Hojiblanca are the largest of the three olives we have looked at in this article, but have the smallest oil yield of less than 20 percent. However, that oil has a distinctive flavour, characterised by a sweet start and a bitter finish. Since it has a lower oil content than the dominant Picual and Arbequina varieties, you may often find Hojiblanca olives used as table olives.
Single Variety Olive Oil
Many olive oils are produced using a blend of cultivars in order to draw on different characteristics from different varieties. When it comes to La Española Gourmet Extra Virgin Olive Oil we decided to use a single variety.

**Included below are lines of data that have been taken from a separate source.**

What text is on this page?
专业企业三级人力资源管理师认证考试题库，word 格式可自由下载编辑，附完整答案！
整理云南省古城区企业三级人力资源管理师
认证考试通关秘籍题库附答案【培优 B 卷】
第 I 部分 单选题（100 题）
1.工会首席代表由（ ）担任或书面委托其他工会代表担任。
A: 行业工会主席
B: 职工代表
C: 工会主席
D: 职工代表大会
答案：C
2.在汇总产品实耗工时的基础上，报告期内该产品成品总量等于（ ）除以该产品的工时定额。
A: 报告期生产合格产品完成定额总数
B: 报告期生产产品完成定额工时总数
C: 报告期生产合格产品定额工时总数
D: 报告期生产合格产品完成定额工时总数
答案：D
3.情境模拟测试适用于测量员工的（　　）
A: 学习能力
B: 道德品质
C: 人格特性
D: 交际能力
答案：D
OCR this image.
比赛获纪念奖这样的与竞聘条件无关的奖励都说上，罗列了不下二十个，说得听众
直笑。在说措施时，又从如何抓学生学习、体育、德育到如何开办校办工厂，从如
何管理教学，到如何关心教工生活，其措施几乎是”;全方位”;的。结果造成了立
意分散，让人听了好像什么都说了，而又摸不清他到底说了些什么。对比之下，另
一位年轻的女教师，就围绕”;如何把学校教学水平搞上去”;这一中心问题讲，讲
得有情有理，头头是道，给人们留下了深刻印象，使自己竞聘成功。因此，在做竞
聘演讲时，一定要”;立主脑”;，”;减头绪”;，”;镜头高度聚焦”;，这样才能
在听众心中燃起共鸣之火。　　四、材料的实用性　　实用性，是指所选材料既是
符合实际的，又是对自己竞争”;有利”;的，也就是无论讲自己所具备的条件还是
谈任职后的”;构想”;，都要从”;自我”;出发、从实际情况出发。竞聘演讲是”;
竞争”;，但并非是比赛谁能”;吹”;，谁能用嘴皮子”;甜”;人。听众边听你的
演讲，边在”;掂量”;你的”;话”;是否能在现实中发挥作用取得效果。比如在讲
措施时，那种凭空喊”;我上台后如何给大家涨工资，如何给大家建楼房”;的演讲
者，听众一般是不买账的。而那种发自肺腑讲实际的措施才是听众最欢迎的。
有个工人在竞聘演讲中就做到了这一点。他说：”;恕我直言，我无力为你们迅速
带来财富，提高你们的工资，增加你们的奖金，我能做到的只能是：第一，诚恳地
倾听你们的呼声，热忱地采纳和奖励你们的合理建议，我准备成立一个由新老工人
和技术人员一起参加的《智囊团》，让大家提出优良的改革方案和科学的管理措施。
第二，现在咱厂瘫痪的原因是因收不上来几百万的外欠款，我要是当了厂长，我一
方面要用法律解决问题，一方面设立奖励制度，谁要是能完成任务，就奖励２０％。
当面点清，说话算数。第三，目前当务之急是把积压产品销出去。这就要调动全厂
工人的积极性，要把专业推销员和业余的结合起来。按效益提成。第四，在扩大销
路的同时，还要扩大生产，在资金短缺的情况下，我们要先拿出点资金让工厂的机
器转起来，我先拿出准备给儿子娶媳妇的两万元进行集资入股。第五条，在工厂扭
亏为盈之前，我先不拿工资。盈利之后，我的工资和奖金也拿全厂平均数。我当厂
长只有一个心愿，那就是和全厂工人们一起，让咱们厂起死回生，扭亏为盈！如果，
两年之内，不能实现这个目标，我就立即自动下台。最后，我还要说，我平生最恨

La Española Gourmet Extra Virgin Olive Oil
Made exclusively using Spanish olives from our own farm in Seville, La Española Gourmet Extra Virgin Olive Oil sets a new standard for luxury. To ensure the purest of flavours we use 100% Single Variety Hojiblanca olives, each one handpicked and pressed within 24 hours of harvesting. With superior flavour, colour, and aroma, this is the oil for those seeking ‘special’.
The Flavour of La Española Gourmet Extra Virgin Olive Oil
Bold and beautiful, La Española Extra Virgin Olive Oil adds full and fruity flavours and aromas to your meal, alongside a slight peppery pungency. Use La Española Extra Virgin Olive Oil to experience a delicate spice and pleasant bitterness on the tongue as the flavours flow into a lingering finish.
How to use La Española Gourmet Extra Virgin Olive Oil
The exquisite flavour profile of La Española Extra Virgin Olive Oils make them perfect for salads, as a basis for dressings or dips and to add extra flavour to soups or sauces.